Ranford-Cartwright, Lisa. "Research Interests." University of Glasgow. 7 August 2009.

Monday, August 3, 2009

Malaria in Cambodia

Researchers recently announced that a strain of malaria parasite in Cambodia has become resistant to "arteminisnin-based drugs". This development "could put millions of lives at risk" (Resistance). "Artemisinin-based combination therapies are the recommended first-line treatments of falciparum malaria in all countries with endemic disease. There are recent concerns that the efficacy of such therapies has declined on the Thai-Cambodian border, historically a site of emerging antimalarial-drug resistance" (Dondorp).

"Choloroquine and sulfadoxine-pyrimethamine resistance in P.falciparum emerged in the late 1950s and 1960s on the Thai-Cambodian border and spread across Asia and then Africa, contributing to millions of deaths from malaria. "Since the first reports of chloroquine-resistant falciparum malaria in southeast Asia and South America...drug-resistant malaria has posed a major problem in malaria control. By the late 1980s, resistance to sulfadoxine-pyrimethamine and to mefloquine was also prevalent on the Thai-Cambodian and Thai-Myanmar (Thai-Burmese) borders, rendering them established multidrug-resistant (MDR) areas" (Wongsrichanalai).

"Artemisinins have been available as monotherapies in western Cambodia for more than 30 years, in a variety of forms and doses, whereas in most countries...they have been a relatively recent introduction." An "extended period of often-suboptimal use, and the genetic background of parasites from this region, might have contributed to the emergence and subsequent spread of these new artemisinin-resistant parasites in western Cambodia." "In contrast, artemisinin derivatives have been used almost exclusively in combination with mefloquine on the Thai-Burmese border, where parasitologic responses to artemisinins remain good, even after 15 years of intensive use" (Dondorp).

The recent study compared patients from Cambodia with those from Thailand. "Researchers (Wellcome Trust-Mahidol University Oxford Tropical Medicine Research Program) discovered that on average "patients in Thailand were clear of malaria parasites within 48 hours" but Cambodian patients averaged 84 hours" (Resistance). "These markedly different parasitologic responses were not explained by differences in age" and "adverse events were mild and did not differ significantly between the two treatment groups" (Dondorp). Dr Arjen Dondorp declared, "Our study suggests that malaria parasites in Cambodia are less susceptible to artemisinin than those in Thailand". Currently, artemisinin is used to "clear the parasites at an early stage, preventing them further maturing and reproducing" (Resistance).
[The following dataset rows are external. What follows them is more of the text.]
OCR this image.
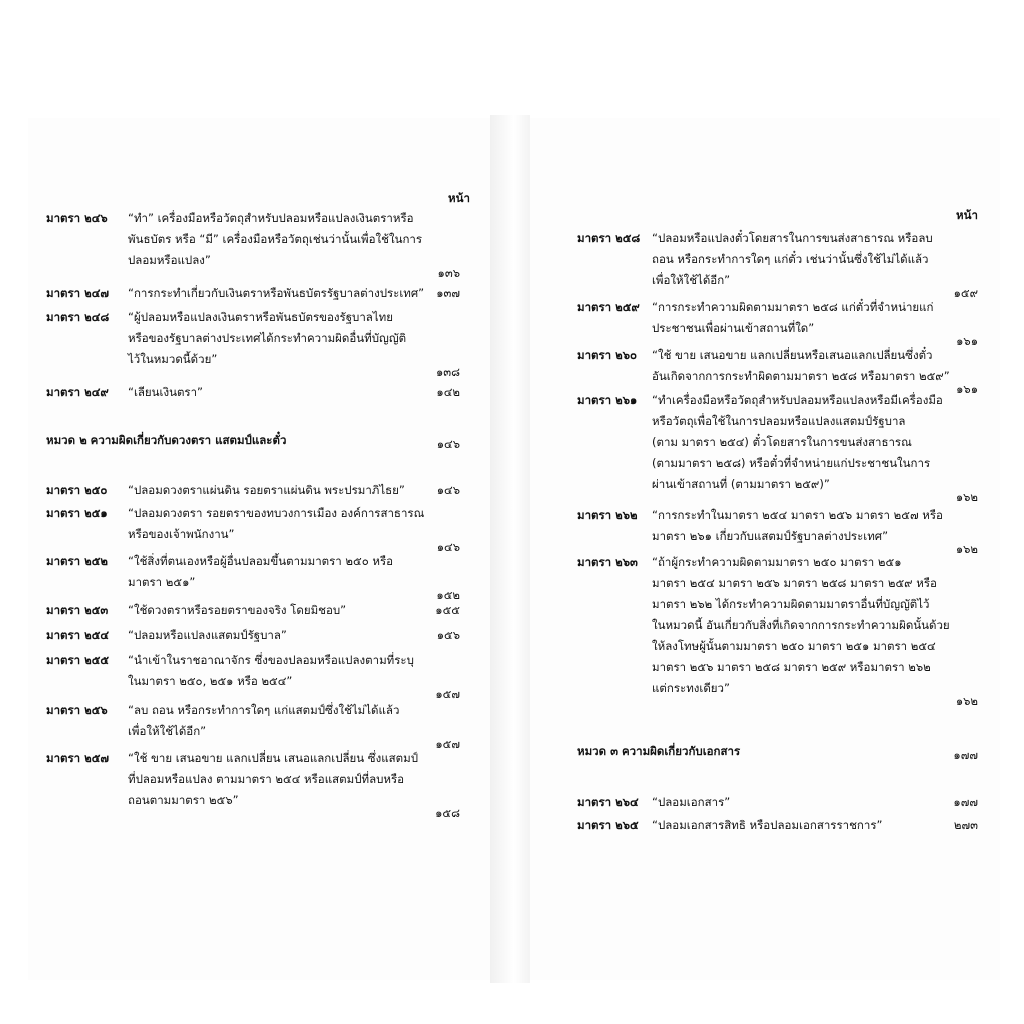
หน้า
มาตรา ๒๔๖ “ทำ” เครื่องมือหรือวัตถุสำหรับปลอมหรือแปลงเงินตราหรือ
พันธบัตร หรือ “มี” เครื่องมือหรือวัตถุเช่นว่านั้นเพื่อใช้ในการ
ปลอมหรือแปลง”
๑๓๖
มาตรา ๒๔๗ “การกระทำเกี่ยวกับเงินตราหรือพันธบัตรรัฐบาลต่างประเทศ” ๑๓๗
มาตรา ๒๔๘ “ผู้ปลอมหรือแปลงเงินตราหรือพันธบัตรของรัฐบาลไทย
หรือของรัฐบาลต่างประเทศได้กระทำความผิดอื่นที่บัญญัติ
ไว้ในหมวดนี้ด้วย”
๑๓๘
มาตรา ๒๔๙ “เลียนเงินตรา”	๑๔๒
หมวด ๒ ความผิดเกี่ยวกับดวงตรา แสตมป์และตั๋ว	๑๔๖
มาตรา ๒๕๐ “ปลอมดวงตราแผ่นดิน รอยตราแผ่นดิน พระปรมาภิไธย”	๑๔๖
มาตรา ๒๕๑ “ปลอมดวงตรา รอยตราของทบวงการเมือง องค์การสาธารณ
หรือของเจ้าพนักงาน”
๑๔๖
มาตรา ๒๕๒ “ใช้สิ่งที่ตนเองหรือผู้อื่นปลอมขึ้นตามมาตรา ๒๕๐ หรือ
มาตรา ๒๕๑”
๑๕๒
มาตรา ๒๕๓ “ใช้ดวงตราหรือรอยตราของจริง โดยมิชอบ”	๑๕๕
มาตรา ๒๕๔ “ปลอมหรือแปลงแสตมป์รัฐบาล”	๑๕๖
มาตรา ๒๕๕ “นำเข้าในราชอาณาจักร ซึ่งของปลอมหรือแปลงตามที่ระบุ
ในมาตรา ๒๕๐, ๒๕๑ หรือ ๒๕๔”
๑๕๗
มาตรา ๒๕๖ “ลบ ถอน หรือกระทำการใดๆ แก่แสตมป์ซึ่งใช้ไม่ได้แล้ว
เพื่อให้ใช้ได้อีก”
๑๕๗
มาตรา ๒๕๗ “ใช้ ขาย เสนอขาย แลกเปลี่ยน เสนอแลกเปลี่ยน ซึ่งแสตมป์
ที่ปลอมหรือแปลง ตามมาตรา ๒๕๔ หรือแสตมป์ที่ลบหรือ
ถอนตามมาตรา ๒๕๖”
๑๕๘
หน้า
มาตรา ๒๕๘ “ปลอมหรือแปลงตั๋วโดยสารในการขนส่งสาธารณ หรือลบ
ถอน หรือกระทำการใดๆ แก่ตั๋ว เช่นว่านั้นซึ่งใช้ไม่ได้แล้ว
เพื่อให้ใช้ได้อีก”
๑๕๙
มาตรา ๒๕๙ “การกระทำความผิดตามมาตรา ๒๕๘ แก่ตั๋วที่จำหน่ายแก่
ประชาชนเพื่อผ่านเข้าสถานที่ใด”
๑๖๑
มาตรา ๒๖๐ “ใช้ ขาย เสนอขาย แลกเปลี่ยนหรือเสนอแลกเปลี่ยนซึ่งตั๋ว
อันเกิดจากการกระทำผิดตามมาตรา ๒๕๘ หรือมาตรา ๒๕๙”
๑๖๑
มาตรา ๒๖๑ “ทำเครื่องมือหรือวัตถุสำหรับปลอมหรือแปลงหรือมีเครื่องมือ
หรือวัตถุเพื่อใช้ในการปลอมหรือแปลงแสตมป์รัฐบาล
(ตาม มาตรา ๒๕๔) ตั๋วโดยสารในการขนส่งสาธารณ
(ตามมาตรา ๒๕๘) หรือตั๋วที่จำหน่ายแก่ประชาชนในการ
ผ่านเข้าสถานที่ (ตามมาตรา ๒๕๙)”
๑๖๒
มาตรา ๒๖๒ “การกระทำในมาตรา ๒๕๔ มาตรา ๒๕๖ มาตรา ๒๕๗ หรือ
มาตรา ๒๖๑ เกี่ยวกับแสตมป์รัฐบาลต่างประเทศ”
๑๖๒
มาตรา ๒๖๓ “ถ้าผู้กระทำความผิดตามมาตรา ๒๕๐ มาตรา ๒๕๑
มาตรา ๒๕๔ มาตรา ๒๕๖ มาตรา ๒๕๘ มาตรา ๒๕๙ หรือ
มาตรา ๒๖๒ ได้กระทำความผิดตามมาตราอื่นที่บัญญัติไว้
ในหมวดนี้ อันเกี่ยวกับสิ่งที่เกิดจากการกระทำความผิดนั้นด้วย
ให้ลงโทษผู้นั้นตามมาตรา ๒๕๐ มาตรา ๒๕๑ มาตรา ๒๕๔
มาตรา ๒๕๖ มาตรา ๒๕๘ มาตรา ๒๕๙ หรือมาตรา ๒๖๒
แต่กระทงเดียว”
๑๖๒
หมวด ๓ ความผิดเกี่ยวกับเอกสาร	๑๗๗
มาตรา ๒๖๔ “ปลอมเอกสาร”	๑๗๗
มาตรา ๒๖๕ “ปลอมเอกสารสิทธิ หรือปลอมเอกสารราชการ”	๒๗๓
Since its introduction, "artemisinin-based combination therapies has reduced the morbidity and mortality associated with malaria" (Dondorp).

However, with the new emergence of resistant malaria parasites, the number of malaria related deaths is expected to rise. "Measures for containment are now urgently needed to limit the spread of these parasites from western Cambodia and to prevent a major threat to current plans for eliminating malaria"(Dondorp). "Sixty percent of Cambodia's landscape poses a malarial risk. One million Cambodians are infected with malaria each year" (Wongsrichanalai). "Malaria remains one of the primary causes of mortality in Cambodia... Sustained efforts through local and national malaria control will be necessary to contain Cambodia's malaria epidemic" (Wongsrichanalai).

Image from Donorp. Graph from comparative study between Cambodia and Thailand, and how well the drugs treat malaria.

Dondorp AM, Nosten F, Yi P, et al. Artemisinin resistance in Plasmodium falciparum malaria. N Engl J Med 2009;361:455-467.
Population Reference Bureau. "Fewer Malaria Cases in Cambodia."
"Resistance to Malaria Drug Reported in Cambodia." US World News. 29 July 2009.
Wongsrichanalai C, Pickard AL, et al. Epidemiology of drug-resistant malaria. 2002 Apr.